In 1825, the Moreheads settled at Blandwood, the estate of her stepfather, Henry Humphreys, in Greensboro. They purchased the estate in 1827. The year prior, in 1826, her husband was elected to represent Guilford County in the North Carolina House of Commons. Although she discouraged the enslavement and reportedly "always opposed her husband’s investing largely in slaves", Morehead managed the operations at Blandwood through slave labor. They had no overseer at Blandwood in 1840, so Morehead coordinated directly with thirty enslaved people including nine children under the age of ten.
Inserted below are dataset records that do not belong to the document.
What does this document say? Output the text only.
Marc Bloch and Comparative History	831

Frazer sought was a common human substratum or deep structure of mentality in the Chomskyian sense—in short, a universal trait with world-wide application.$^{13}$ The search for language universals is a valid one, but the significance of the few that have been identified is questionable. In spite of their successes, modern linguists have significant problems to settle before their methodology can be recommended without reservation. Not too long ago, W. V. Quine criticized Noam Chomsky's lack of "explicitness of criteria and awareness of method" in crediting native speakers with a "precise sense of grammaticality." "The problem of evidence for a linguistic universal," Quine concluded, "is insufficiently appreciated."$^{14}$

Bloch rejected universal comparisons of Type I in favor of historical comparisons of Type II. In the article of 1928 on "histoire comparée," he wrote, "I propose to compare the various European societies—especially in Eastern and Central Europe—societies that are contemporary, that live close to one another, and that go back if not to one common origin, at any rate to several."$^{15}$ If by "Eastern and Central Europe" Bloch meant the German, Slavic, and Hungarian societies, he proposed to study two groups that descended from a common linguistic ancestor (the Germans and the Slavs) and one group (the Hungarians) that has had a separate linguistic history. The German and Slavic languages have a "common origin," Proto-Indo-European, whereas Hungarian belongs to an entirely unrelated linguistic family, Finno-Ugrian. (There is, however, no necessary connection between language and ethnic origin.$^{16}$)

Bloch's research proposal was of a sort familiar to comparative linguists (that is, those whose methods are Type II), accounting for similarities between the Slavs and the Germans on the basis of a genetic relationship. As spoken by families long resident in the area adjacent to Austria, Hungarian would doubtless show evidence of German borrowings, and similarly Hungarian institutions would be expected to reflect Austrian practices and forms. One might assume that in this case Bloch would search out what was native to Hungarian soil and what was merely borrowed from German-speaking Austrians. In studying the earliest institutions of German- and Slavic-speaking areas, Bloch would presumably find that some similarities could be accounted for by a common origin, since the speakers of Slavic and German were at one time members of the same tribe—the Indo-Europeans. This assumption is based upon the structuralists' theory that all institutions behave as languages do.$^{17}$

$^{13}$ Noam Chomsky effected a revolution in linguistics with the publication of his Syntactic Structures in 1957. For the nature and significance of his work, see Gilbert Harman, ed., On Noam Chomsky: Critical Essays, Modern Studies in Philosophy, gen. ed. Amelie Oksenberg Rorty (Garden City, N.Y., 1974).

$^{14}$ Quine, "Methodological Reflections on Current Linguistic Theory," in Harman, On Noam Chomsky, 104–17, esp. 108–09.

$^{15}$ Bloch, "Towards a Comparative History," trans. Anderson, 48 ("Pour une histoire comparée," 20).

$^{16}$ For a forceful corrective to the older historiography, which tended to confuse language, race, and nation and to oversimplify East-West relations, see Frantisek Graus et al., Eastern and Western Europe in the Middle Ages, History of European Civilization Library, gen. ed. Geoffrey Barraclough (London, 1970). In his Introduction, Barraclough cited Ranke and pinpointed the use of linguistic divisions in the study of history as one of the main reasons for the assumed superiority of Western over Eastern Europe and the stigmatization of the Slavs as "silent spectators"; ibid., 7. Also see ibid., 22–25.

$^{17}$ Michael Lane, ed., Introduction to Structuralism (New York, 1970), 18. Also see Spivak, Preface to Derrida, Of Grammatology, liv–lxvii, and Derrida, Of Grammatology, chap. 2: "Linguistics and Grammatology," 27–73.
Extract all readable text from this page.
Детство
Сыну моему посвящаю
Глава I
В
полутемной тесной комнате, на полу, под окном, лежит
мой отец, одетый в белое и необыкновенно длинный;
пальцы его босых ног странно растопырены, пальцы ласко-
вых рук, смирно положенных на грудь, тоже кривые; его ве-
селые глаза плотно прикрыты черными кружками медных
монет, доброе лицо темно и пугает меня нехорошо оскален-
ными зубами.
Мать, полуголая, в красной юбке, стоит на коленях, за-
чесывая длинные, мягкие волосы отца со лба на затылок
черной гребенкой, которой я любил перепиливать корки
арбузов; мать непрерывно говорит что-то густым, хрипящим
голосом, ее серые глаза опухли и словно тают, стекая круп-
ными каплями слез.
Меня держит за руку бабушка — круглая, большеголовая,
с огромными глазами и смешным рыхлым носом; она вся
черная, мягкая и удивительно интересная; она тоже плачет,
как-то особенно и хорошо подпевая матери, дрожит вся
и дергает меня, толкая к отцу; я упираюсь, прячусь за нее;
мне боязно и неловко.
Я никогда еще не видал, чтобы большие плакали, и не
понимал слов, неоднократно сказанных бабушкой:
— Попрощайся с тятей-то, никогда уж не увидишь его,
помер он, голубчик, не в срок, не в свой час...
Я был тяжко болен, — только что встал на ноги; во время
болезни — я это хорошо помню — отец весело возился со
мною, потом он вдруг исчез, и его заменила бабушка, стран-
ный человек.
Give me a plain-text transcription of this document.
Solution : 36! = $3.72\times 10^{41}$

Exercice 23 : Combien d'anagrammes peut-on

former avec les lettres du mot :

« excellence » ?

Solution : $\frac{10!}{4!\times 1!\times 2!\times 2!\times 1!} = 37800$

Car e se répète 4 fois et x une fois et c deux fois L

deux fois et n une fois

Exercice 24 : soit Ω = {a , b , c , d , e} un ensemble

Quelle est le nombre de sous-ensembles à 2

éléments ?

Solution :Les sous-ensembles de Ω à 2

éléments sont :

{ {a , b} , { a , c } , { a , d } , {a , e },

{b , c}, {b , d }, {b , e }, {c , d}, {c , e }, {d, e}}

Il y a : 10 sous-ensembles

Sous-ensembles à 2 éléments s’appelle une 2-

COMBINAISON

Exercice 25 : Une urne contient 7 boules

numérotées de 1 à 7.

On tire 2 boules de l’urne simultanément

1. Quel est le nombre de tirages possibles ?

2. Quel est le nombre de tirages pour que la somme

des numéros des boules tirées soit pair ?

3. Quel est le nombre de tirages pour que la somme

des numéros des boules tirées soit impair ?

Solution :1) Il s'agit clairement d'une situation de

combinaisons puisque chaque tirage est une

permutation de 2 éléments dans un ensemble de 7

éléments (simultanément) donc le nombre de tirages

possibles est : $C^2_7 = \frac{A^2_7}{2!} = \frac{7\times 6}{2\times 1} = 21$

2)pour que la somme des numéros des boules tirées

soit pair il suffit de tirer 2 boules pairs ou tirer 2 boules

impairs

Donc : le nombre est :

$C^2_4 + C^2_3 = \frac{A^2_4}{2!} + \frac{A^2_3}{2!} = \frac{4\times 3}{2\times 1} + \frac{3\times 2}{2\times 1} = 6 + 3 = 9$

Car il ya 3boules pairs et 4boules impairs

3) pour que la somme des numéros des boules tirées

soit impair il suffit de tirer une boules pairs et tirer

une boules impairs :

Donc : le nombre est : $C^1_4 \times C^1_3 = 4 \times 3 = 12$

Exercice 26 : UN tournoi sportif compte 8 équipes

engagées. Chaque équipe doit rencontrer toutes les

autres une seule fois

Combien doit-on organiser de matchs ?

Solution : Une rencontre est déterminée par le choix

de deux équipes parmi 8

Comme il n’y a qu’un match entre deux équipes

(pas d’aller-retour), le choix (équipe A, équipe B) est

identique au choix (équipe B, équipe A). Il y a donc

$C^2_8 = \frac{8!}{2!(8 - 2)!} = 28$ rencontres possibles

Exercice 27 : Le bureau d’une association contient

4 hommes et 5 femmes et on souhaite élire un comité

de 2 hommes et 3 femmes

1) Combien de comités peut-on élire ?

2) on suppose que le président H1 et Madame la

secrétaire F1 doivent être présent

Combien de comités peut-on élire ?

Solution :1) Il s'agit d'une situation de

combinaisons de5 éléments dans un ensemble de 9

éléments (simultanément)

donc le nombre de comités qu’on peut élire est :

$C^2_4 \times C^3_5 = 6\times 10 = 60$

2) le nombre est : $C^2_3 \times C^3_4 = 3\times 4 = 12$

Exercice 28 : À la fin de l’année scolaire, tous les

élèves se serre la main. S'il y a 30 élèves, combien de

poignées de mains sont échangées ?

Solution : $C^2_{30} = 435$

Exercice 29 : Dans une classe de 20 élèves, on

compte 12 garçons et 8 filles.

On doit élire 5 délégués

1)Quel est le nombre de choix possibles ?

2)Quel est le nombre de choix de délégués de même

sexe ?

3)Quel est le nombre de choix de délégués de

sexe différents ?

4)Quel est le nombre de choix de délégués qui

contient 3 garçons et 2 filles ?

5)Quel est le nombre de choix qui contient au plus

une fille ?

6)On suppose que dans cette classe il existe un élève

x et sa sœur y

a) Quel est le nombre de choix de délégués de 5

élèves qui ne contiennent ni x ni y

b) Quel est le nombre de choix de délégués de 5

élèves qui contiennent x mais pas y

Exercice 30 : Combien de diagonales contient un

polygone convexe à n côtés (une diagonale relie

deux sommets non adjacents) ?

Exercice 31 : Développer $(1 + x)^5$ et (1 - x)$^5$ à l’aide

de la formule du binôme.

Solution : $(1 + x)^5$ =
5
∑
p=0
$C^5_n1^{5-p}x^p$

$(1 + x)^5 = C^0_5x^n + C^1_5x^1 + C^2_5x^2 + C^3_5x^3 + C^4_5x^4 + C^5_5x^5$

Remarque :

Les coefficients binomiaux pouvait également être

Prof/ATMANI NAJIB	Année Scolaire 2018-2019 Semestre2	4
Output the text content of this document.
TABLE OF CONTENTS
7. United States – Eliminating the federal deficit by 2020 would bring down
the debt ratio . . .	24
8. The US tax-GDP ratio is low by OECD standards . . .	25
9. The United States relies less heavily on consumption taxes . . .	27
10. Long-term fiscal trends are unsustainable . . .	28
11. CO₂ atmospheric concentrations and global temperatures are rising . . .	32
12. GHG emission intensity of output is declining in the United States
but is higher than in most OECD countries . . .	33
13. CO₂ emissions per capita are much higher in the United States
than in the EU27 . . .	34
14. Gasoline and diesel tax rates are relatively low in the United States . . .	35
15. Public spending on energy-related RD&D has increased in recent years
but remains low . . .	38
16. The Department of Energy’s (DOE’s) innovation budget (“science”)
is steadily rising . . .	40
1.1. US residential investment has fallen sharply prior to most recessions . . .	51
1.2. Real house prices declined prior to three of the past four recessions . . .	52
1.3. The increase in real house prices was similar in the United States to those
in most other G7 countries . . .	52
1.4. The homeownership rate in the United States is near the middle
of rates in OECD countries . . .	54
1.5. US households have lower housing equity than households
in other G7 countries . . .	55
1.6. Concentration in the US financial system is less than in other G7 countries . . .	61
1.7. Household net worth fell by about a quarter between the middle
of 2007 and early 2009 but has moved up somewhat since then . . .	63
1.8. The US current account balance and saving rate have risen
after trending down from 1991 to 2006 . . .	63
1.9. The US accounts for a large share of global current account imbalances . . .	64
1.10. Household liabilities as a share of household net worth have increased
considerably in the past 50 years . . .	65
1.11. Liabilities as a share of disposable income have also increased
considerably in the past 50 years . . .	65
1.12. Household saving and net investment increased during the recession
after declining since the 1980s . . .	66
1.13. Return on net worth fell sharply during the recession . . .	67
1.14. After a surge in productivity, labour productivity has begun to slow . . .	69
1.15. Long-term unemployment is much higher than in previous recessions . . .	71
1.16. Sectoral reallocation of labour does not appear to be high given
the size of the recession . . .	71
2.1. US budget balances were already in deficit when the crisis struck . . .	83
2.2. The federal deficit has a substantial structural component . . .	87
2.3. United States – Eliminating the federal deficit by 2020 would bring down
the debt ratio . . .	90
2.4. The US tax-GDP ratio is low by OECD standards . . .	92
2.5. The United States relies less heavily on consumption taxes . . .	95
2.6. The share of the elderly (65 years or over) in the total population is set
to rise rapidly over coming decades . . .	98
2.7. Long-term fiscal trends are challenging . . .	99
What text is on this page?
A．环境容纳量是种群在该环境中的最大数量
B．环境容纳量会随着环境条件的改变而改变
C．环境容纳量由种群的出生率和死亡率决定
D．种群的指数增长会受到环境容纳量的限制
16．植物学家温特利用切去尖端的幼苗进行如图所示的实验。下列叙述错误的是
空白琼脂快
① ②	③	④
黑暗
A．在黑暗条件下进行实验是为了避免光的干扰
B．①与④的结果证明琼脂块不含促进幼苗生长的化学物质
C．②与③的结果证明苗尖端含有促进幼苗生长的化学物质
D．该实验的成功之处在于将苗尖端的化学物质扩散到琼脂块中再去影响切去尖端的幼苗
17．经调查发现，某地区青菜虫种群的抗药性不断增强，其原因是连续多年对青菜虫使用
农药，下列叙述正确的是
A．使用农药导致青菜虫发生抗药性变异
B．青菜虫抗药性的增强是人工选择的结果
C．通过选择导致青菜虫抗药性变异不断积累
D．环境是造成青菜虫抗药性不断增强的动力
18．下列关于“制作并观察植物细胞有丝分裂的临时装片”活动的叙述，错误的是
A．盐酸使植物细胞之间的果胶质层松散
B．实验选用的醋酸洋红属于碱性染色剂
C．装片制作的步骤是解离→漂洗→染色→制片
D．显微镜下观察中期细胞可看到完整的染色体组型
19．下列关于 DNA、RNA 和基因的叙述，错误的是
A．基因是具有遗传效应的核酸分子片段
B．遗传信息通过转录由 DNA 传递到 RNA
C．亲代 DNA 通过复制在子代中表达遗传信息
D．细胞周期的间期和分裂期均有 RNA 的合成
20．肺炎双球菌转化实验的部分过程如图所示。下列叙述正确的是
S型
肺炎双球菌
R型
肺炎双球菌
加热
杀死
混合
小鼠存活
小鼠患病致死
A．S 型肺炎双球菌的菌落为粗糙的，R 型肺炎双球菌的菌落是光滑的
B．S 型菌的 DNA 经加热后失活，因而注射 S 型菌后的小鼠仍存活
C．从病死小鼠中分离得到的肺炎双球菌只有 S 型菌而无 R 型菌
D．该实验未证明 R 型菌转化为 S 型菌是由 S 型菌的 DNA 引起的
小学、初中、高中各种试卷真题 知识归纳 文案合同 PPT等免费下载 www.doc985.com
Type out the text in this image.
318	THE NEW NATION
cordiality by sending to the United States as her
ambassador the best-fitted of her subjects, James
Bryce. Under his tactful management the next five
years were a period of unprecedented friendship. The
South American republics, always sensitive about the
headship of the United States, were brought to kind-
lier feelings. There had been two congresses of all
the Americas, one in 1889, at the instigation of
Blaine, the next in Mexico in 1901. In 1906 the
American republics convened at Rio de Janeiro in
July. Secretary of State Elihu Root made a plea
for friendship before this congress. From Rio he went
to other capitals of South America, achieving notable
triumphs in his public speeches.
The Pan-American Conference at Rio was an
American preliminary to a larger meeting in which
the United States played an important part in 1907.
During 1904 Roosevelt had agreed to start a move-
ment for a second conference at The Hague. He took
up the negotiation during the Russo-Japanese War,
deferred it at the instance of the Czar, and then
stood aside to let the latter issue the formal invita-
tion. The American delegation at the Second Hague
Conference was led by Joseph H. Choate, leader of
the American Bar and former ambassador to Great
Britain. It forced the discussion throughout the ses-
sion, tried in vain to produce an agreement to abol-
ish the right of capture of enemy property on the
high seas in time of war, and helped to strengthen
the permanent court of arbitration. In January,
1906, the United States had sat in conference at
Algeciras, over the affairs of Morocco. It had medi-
She and her husband enslaved sixteen people on the estate by 1860, including Hannah Jones, a house slave, and Tinnan Morehead, who tended the gardens and animals.

In 1841, upon her husband's election as the governor of North Carolina, the family relocated to the North Carolina Executive Mansion in Raleigh. Morehead accompanied her husband to political functions and social outings in New York City, Washington, D.C., and across North Carolina and Virginia. She served as the state's first lady from 1841 to 1856. Following his time as governor, her husband served in the Provisional Congress of the Confederate States during the American Civil War.

Morehead lived at Blandwood until her death on July 19, 1868, and was buried in the First Presbyterian Church of Greensboro's cemetery. She had been a parishioner at the church. Morehead suffered from poor health for several months prior to her death. In her will, Morehead bequeathed a walnut table and bedstead to her former slave, Hannah, and furniture and shoes to her former slave, Tinnan.